Le département s’est engagé en faveur d’une vraie restauration scolaire de qualité. Une alimentation saine, dont l’approvisionnement est basé en partie sur des circuits courts... donc impliquant les producteurs locaux. Pour cela, chaque collège a signé une charte avec le département qui s’articule autour de la sécurité alimentaire et la nutrition. Le département s’occupe des 31 000 demi-pensionnaires accueillis tous les jours. Près de 4 200 000 repas sont servis au cours d’une année et 67 collèges sur les 70 collèges publics cuisinent les repas sur place. Il faut savoir que le repas payé par les collégiens est en moyenne de 3 euros. Cependant, il coûte en réalité près de 7 euros. La différence est entièrement assumée par le Département.

Un autre exemple ?

Je vais parler de la sécurité des élèves et des enseignants. C’est une priorité pour nous. Dans le cadre de notre compétence dans l’entretien et de la rénovation des collèges, le président du Département a proposé et les élus ont voté un plan d’investissement en faveur de la sécurité des collégiens et des personnels qui prévoit notamment l’installation de la vidéosurveillance et la mise en sécurité des entrées/sorties dans tous les collèges du Var.

NUMERIQUE DANS LES COLLEGES

Le Département s’inscrit pleinement dans le 21ème siècle ?

En effet, le Département porte une politique volontariste en matière d’informatique et de numérique dans les collèges.

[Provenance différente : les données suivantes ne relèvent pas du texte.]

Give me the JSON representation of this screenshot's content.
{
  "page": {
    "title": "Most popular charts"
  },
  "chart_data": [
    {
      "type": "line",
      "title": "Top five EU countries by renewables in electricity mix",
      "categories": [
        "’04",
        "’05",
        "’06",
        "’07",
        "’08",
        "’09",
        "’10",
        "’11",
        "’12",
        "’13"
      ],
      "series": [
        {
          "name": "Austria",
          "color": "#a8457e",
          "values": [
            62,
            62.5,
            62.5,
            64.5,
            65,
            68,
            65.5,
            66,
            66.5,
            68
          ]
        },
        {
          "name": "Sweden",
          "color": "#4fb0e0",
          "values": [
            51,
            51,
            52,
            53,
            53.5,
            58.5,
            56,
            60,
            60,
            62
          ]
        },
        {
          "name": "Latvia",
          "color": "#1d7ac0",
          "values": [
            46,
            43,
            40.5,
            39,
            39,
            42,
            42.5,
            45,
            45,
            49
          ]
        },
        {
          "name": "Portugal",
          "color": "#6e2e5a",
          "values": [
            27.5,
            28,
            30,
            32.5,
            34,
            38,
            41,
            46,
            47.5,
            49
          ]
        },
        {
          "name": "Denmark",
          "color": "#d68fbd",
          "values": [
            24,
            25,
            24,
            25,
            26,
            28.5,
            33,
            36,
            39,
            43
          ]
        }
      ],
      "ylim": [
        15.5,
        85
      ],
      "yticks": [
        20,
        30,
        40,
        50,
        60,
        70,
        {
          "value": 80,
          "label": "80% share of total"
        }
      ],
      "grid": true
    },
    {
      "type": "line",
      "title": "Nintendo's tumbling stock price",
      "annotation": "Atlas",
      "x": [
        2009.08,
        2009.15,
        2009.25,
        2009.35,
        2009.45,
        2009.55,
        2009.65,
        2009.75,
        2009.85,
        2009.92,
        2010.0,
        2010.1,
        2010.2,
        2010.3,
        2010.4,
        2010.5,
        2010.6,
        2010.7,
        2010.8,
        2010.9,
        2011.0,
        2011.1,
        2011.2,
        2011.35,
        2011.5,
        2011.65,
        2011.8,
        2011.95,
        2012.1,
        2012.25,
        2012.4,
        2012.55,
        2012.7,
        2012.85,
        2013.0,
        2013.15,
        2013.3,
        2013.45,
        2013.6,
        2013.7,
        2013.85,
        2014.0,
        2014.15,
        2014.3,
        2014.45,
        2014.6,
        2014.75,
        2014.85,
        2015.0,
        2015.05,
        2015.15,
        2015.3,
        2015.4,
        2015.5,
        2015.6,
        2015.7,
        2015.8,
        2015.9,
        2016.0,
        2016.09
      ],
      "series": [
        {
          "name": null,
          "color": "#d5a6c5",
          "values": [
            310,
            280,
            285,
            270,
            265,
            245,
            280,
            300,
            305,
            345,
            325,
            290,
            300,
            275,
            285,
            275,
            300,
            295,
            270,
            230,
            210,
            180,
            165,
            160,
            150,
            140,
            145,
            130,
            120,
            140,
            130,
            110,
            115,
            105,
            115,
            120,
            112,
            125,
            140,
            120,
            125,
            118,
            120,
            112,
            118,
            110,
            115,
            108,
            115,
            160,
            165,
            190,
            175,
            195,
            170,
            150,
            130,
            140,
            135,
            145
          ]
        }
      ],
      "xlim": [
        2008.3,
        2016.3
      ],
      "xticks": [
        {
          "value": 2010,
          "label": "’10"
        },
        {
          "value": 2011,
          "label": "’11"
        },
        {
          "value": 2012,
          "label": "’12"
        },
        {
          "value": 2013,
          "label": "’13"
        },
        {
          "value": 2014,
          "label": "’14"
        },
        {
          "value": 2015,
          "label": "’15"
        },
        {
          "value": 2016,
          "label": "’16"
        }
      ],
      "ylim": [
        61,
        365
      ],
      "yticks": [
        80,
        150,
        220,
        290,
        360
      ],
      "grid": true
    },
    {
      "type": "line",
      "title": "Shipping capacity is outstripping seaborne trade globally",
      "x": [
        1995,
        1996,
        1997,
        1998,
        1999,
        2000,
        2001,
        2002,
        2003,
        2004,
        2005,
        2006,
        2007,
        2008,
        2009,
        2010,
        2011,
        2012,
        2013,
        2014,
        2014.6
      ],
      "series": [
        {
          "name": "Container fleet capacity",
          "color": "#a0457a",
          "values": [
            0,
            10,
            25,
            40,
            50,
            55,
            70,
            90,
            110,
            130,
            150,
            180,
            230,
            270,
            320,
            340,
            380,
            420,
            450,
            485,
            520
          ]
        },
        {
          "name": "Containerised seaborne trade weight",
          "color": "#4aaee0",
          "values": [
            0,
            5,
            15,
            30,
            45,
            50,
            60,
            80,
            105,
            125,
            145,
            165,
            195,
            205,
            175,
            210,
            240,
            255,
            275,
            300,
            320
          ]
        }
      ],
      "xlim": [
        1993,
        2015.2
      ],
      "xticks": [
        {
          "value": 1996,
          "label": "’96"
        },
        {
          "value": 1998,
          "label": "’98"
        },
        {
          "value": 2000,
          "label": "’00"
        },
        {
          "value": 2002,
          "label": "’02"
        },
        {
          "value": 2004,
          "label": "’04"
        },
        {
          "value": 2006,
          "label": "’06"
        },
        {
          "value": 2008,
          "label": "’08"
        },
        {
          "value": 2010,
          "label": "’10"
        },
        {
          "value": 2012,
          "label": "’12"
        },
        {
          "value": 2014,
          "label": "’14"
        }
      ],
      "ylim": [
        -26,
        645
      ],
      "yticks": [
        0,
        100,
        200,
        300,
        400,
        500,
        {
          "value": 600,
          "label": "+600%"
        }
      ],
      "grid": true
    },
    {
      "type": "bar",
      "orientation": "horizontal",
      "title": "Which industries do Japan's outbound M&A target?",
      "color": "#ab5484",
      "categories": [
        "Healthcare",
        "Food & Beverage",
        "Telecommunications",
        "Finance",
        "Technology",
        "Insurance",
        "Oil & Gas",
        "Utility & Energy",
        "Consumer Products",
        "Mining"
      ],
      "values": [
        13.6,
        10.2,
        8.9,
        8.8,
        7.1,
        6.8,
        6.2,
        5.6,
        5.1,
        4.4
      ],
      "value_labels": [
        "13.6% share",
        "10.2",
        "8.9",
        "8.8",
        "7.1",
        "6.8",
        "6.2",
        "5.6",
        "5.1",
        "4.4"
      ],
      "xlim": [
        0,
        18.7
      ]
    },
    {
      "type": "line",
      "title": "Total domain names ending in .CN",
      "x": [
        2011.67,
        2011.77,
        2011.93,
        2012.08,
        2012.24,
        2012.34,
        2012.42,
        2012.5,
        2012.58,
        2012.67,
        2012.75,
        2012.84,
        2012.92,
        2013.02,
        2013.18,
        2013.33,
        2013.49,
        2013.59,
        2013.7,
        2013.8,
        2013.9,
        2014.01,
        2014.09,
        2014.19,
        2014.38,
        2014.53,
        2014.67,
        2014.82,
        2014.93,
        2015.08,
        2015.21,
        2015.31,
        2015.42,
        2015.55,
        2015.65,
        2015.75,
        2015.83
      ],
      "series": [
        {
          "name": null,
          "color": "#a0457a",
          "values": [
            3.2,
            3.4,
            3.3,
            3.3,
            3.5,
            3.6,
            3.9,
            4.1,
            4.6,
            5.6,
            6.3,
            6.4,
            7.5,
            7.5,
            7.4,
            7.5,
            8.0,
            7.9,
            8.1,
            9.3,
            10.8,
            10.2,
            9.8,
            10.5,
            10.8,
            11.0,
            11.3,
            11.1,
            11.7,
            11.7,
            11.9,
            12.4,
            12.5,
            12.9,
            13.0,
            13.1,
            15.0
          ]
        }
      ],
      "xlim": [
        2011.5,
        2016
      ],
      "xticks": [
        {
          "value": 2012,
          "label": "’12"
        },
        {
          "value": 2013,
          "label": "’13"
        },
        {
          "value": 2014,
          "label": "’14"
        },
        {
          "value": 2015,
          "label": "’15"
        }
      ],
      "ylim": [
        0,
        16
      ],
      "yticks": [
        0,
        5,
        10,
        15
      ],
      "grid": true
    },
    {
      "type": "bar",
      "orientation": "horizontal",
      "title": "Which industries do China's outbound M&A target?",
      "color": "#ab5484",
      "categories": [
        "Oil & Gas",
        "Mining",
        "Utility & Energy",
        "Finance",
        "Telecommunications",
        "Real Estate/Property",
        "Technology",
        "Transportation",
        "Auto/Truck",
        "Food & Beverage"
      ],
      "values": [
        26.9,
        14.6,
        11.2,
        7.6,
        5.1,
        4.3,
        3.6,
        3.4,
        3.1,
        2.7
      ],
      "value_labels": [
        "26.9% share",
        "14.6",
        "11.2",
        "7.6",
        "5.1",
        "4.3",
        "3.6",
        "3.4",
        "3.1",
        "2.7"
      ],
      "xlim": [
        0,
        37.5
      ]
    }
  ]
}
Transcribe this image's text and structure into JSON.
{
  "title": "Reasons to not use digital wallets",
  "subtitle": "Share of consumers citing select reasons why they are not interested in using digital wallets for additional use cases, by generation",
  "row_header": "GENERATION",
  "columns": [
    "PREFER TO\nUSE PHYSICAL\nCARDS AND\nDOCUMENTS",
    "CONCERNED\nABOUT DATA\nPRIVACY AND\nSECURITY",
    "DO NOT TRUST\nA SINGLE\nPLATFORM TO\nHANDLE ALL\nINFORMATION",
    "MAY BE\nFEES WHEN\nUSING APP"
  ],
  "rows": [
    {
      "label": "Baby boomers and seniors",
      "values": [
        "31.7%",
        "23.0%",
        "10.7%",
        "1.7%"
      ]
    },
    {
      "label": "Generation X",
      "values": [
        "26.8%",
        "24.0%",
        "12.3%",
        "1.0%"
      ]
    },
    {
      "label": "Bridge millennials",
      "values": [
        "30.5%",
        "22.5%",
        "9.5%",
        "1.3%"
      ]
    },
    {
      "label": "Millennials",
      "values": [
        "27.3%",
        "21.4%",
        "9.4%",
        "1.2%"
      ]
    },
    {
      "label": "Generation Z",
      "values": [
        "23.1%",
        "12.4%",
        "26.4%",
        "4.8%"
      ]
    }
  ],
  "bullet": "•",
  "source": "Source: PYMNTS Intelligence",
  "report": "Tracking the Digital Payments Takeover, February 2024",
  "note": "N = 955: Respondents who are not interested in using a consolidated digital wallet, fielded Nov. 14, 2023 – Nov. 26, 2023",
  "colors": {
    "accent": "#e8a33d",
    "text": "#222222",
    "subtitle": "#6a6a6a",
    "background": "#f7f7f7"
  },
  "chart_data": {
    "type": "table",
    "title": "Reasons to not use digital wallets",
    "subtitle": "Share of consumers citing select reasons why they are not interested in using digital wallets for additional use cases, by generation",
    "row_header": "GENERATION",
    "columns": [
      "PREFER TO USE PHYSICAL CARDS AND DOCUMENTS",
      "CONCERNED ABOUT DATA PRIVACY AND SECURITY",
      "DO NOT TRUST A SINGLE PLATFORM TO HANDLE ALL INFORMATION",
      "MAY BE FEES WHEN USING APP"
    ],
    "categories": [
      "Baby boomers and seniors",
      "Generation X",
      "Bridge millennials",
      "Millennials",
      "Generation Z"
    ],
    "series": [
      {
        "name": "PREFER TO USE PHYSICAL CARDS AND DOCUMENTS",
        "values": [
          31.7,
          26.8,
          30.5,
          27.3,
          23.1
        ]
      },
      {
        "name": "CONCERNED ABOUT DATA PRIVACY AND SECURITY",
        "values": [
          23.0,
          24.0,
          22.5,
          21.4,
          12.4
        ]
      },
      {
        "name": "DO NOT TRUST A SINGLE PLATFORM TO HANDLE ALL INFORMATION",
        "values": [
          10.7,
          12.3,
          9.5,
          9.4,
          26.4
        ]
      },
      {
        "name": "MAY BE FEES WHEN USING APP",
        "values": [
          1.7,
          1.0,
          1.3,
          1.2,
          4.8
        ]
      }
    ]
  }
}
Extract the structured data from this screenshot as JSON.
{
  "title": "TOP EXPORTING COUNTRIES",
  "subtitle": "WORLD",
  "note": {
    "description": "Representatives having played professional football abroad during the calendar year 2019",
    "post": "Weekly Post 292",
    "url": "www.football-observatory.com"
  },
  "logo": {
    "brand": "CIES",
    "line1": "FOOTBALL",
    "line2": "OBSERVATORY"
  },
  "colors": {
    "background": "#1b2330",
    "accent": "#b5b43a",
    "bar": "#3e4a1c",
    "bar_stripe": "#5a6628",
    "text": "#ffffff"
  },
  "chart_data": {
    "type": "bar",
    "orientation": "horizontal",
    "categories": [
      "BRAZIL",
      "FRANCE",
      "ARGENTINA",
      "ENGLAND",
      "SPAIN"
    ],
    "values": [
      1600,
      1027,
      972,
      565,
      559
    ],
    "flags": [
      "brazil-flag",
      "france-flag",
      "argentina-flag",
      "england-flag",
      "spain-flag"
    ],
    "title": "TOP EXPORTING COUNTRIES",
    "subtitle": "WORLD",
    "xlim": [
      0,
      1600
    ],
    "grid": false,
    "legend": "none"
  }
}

Pour vous donner une idée le département a mis à disposition des collégiens : 12 000 ordinateurs, le département du Var est un des premiers départements de France en termes d’équipement par élève. Tout cela implique également des moyens humains conséquents : Une trentaine de techniciens informatiques sont sur le terrain pour accompagner la communauté éducative dans le développement du numérique. Après avoir équipé les classes de 5ème du collège Pierre Puget à Toulon en tablettes numériques, dans le cadre d’une expérimentation pédagogique le CD a décidé de soutenir la communauté d’agglomération Sud Sainte-Baume, pour équiper en tablettes et tableaux numériques. Il nous apparaît indispensable d’offrir une chance et donc un enseignement adapté aux élèves en situation de handicap, c’est pourquoi le Département a déployé des tablettes dans les classes spécialisées qu’on appelle les classes ULIS = Unité Localisée pour l’Inclusion Scolaire (ULIS) des collèges (Troubles sensoriels ou moteurs).

Pourquoi ce choix ?

Des études ont prouvé que la prise en main rapide de la tablette et son caractère intuitif facilite la compréhension des enfants et les aide à acquérir davantage d’autonomie. En conclusion, cette politique ambitieuse repose sur la conviction que la révolution numérique est une chance pour l’école et c’est un devoir pour le département de l’assumer, car elle offre un potentiel de renouveau pédagogique important, pouvant améliorer l’efficacité du système éducatif.